ROME (AP) — Italian lawmakers pressed Italian Premier Giuseppe Conte late Thursday over the planned sale of two frigates to Egypt even though Cairo has refused to hand over suspects in the torture and killing of a graduate student or fully cooperate in the investigation.

A special parliamentary commission investigating the abduction, torture and slaying of Giulio Regeni, who disappeared in Cairo in 2016 while doing academic research, questioned Conte about the perceived lack of progress in the case during a two-hour hearing.

Conte sought to reassure lawmakers that he has repeatedly pressed Egyptian President Abdel Fattah el-Sissi in phone calls and in personal meetings, urging that country's authorities to let the truth be determined about who killed Regeni.

Since late 2018, Italian prosecutors have called for Egypt to hand over five intelligence and police service officials or at least cooperate in their prosecution in Italy. Parties in Conte's coalition government, including the populist 5-Star Movement and the center-left Democrats, are questioning the wisdom of going ahead with the sale to Egypt of the two warships, which were built in Italy and at first destined for the Italian navy.

During the panel's questioning, opposition lawmaker Andrea Orsini, from the center-right Forza Italia party, urged Conte to consult with his own coalition about the sale. “You have a duty to do some reflection on this,” Orsini said.

Democratic Party lawmaker Debora Serracchiani insisted Conte reveal if he had pressed el-Sissi to at least supply information about the five kidnapping suspects that could help Italy prosecute them. “Maybe they are the ones who (also) tortured and killed Regeni,” she said.

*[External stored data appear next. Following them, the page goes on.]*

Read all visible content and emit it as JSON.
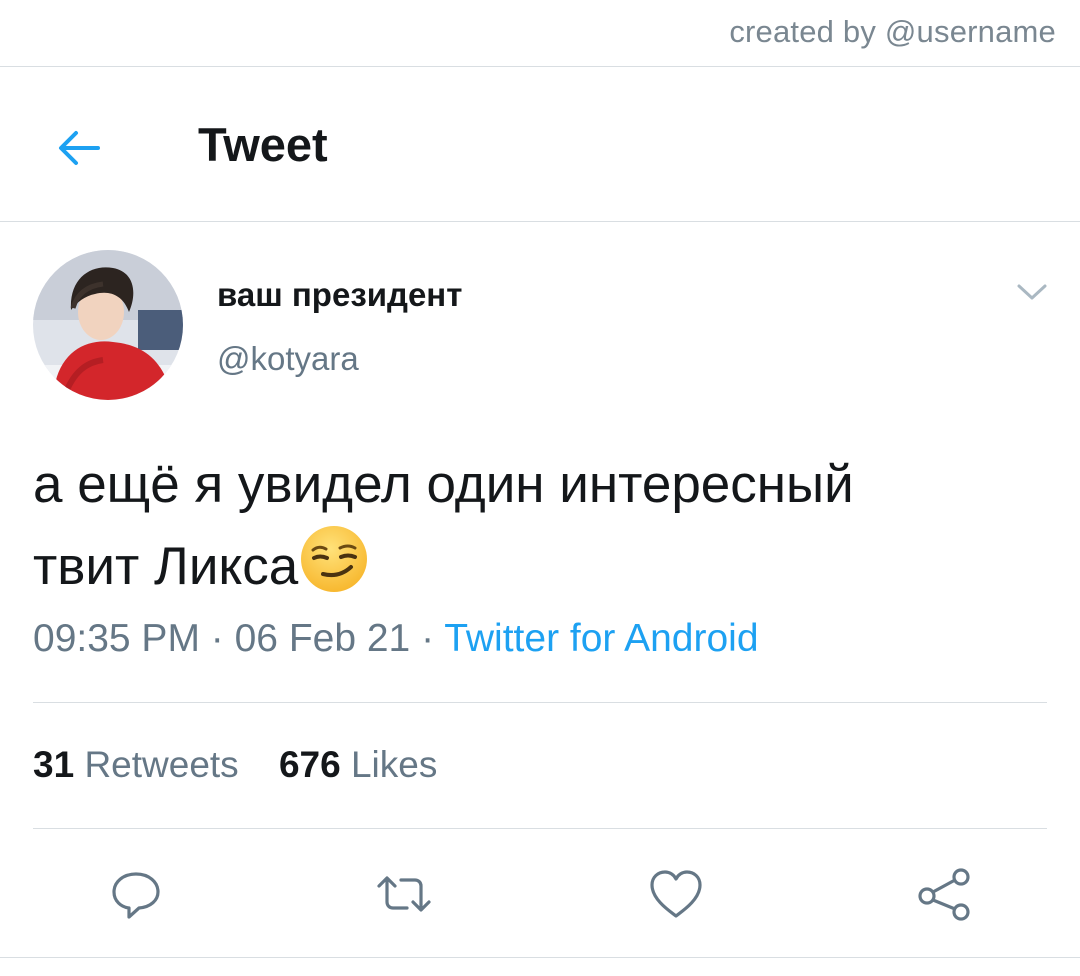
{
  "watermark": {
    "text": "created by @username"
  },
  "header": {
    "title": "Tweet",
    "back_icon": "arrow-left-icon",
    "accent": "#1da1f2"
  },
  "author": {
    "display_name": "ваш президент",
    "handle": "@kotyara",
    "avatar": "avatar-photo"
  },
  "tweet": {
    "lines": [
      "а ещё я увидел один интересный",
      "твит Ликса"
    ],
    "emoji": "smirking-face-emoji"
  },
  "meta": {
    "time": "09:35 PM",
    "sep1": " · ",
    "date": "06 Feb 21",
    "sep2": " · ",
    "source": "Twitter for Android"
  },
  "stats": {
    "retweets_count": "31",
    "retweets_label": "Retweets",
    "likes_count": "676",
    "likes_label": "Likes"
  },
  "actions": [
    "reply-icon",
    "retweet-icon",
    "like-icon",
    "share-icon"
  ],
  "colors": {
    "accent": "#1da1f2",
    "text": "#14171a",
    "muted": "#657786",
    "divider": "#d9dee2"
  }
}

The premier told the panel he would elaborate on how the Egyptian president has responded to his entreaties, but in a closed-door session that followed the open-door hearing. “The question of the barbarous killing of Regeni has always been at the center”of his government, Conte insisted.

Another Democratic Party lawmaker, Lia Quartapelle, noted that in the past few years, Egypt has been Italy's biggest purchaser of arms. Conte described Egypt as a key ally in combating terrorism and illegal migration as well as an important geopolitical player in Libya, Italy's conflict-plagued, unstable neighbor across the Mediterranean.

Lawmakers on the parliamentary commission disputed the wisdom of that strategy. “We can't call Egypt an ally any more until this (Regeni) matter is cleared up,'' said Quartapelle. ”We can't trust Egypt."